NAMIC Throws Support Behind Bill to Reaffirm State Regulation of Insurance

The National Association of Mutual Insurance Companies (NAMIC) is supporting a bill first introduced more than 18 months ago to limit the authority of the Consumer Financial Protection Bureau and protect state regulation of the insurance industry.

Rep. Bryan Steil, R-Wis. and Sen. Tim Scott, R-S.C., introduced companion bills in the House and Senate in January 2024. It was first heralded as a bi-partisan bill, with former Sen. Joe Manchin of West Virginia a co-sponsor. The measure, the Business of Insurance Regulatory Reform Act, introduced again this month, has been referred to the Senate’s Committee on Banking, Housing, and Urban Affairs, where Scott sits as chair.

Sen. Tim Scott

The bill “limits the authority of the Consumer Financial Protection Bureau (CFPB) over entities that are regulated by a state insurance regulator.”

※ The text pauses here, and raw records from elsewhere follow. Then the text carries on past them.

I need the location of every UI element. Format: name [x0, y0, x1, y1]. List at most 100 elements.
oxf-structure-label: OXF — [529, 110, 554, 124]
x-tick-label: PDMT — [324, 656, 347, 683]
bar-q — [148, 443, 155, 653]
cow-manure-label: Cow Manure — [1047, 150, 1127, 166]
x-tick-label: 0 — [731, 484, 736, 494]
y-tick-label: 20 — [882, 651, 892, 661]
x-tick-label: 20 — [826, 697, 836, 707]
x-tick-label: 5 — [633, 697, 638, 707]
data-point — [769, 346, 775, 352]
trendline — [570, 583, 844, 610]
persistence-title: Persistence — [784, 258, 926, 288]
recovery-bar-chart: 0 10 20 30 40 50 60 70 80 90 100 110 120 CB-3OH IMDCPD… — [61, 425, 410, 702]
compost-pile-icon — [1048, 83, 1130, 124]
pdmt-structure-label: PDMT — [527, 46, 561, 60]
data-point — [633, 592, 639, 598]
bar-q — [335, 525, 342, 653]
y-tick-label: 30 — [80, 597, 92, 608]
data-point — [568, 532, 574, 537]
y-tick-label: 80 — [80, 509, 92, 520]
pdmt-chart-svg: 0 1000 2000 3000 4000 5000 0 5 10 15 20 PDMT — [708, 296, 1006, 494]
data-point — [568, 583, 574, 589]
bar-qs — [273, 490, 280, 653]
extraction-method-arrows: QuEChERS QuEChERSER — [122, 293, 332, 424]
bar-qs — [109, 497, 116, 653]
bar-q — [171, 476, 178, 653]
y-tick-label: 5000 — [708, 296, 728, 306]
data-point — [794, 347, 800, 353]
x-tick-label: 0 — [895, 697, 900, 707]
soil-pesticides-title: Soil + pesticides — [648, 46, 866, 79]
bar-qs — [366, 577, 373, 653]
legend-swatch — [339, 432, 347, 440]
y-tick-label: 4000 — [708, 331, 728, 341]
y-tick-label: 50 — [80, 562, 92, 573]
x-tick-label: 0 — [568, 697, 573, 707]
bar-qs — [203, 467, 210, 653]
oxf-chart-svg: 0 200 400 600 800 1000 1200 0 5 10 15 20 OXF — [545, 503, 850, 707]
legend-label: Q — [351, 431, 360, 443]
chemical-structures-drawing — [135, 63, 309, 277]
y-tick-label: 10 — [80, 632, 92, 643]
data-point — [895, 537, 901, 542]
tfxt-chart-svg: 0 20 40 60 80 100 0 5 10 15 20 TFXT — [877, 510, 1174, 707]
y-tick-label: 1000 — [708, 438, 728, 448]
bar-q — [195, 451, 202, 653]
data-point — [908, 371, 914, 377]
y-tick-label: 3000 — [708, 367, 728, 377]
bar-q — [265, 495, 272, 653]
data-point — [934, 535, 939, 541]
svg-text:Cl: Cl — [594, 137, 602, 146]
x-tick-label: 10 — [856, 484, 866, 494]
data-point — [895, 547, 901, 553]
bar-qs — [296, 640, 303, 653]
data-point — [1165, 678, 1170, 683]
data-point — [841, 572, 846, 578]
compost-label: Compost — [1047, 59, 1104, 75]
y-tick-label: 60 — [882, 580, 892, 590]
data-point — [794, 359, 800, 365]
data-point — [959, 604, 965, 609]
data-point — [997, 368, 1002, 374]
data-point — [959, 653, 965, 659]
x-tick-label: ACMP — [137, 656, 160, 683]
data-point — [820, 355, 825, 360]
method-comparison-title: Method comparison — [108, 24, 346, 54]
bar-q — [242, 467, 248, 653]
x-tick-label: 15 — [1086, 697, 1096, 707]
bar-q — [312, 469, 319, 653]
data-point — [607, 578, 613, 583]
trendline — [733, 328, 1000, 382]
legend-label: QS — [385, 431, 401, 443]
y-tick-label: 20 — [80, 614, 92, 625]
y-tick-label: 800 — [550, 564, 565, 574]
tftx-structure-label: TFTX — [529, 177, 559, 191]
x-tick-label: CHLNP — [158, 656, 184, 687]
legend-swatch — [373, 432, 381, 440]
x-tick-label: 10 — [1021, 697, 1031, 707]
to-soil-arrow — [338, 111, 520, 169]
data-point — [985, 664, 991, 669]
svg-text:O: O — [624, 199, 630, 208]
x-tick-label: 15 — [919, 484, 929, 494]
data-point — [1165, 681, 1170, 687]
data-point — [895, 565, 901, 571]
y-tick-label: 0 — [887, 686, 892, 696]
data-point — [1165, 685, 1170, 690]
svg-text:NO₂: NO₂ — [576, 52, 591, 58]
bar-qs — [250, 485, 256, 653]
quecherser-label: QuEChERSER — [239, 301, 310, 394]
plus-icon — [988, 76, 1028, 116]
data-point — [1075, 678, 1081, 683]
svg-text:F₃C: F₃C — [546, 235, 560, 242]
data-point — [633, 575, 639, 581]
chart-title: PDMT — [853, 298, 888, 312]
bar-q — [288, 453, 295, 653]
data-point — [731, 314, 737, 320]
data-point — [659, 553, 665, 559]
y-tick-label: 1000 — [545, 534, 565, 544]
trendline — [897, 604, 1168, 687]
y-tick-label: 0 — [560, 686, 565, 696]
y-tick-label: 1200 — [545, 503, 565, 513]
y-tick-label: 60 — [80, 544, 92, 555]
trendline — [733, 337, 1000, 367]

“Specifically, the bureau is prohibited from pursuing enforcement against any person regulated by a state insurance regulator and offers a consumer financial product or service, to the extent that the person is engaged in the business of insurance. If a person engaged in the business of insurance is regulated by a state insurance regulator but is otherwise subject to the bureau’s enforcement authority, the bureau must construe its authority narrowly” according to a summary of the bill.

For NAMIC’s Jimi Grande, senior vice president of federal and political affairs, the argument is simple. In a letter to Scott, Grande wrote, “Insurance has been successfully regulated at the state level for over 150 years.”

The CFPB was formed as part of the Dodd-Frank Act in 2010 but has since—according to the bill’s authors and insurance industry lobbying groups—cut in on state-regulated business of insurance, which was excluded from the CFPB’s purview when it was created.

CFPB has “taken concerning actions and threatened to engage on issues that involve products and services” regulated by the states. Grande said language within Dodd-Frank clearly excludes the business of insurance from CFPB’s power, and the “important legislation” makes the point “even more explicit” that CFPB must defer to state regulators when it comes to consumer protection of policyholders.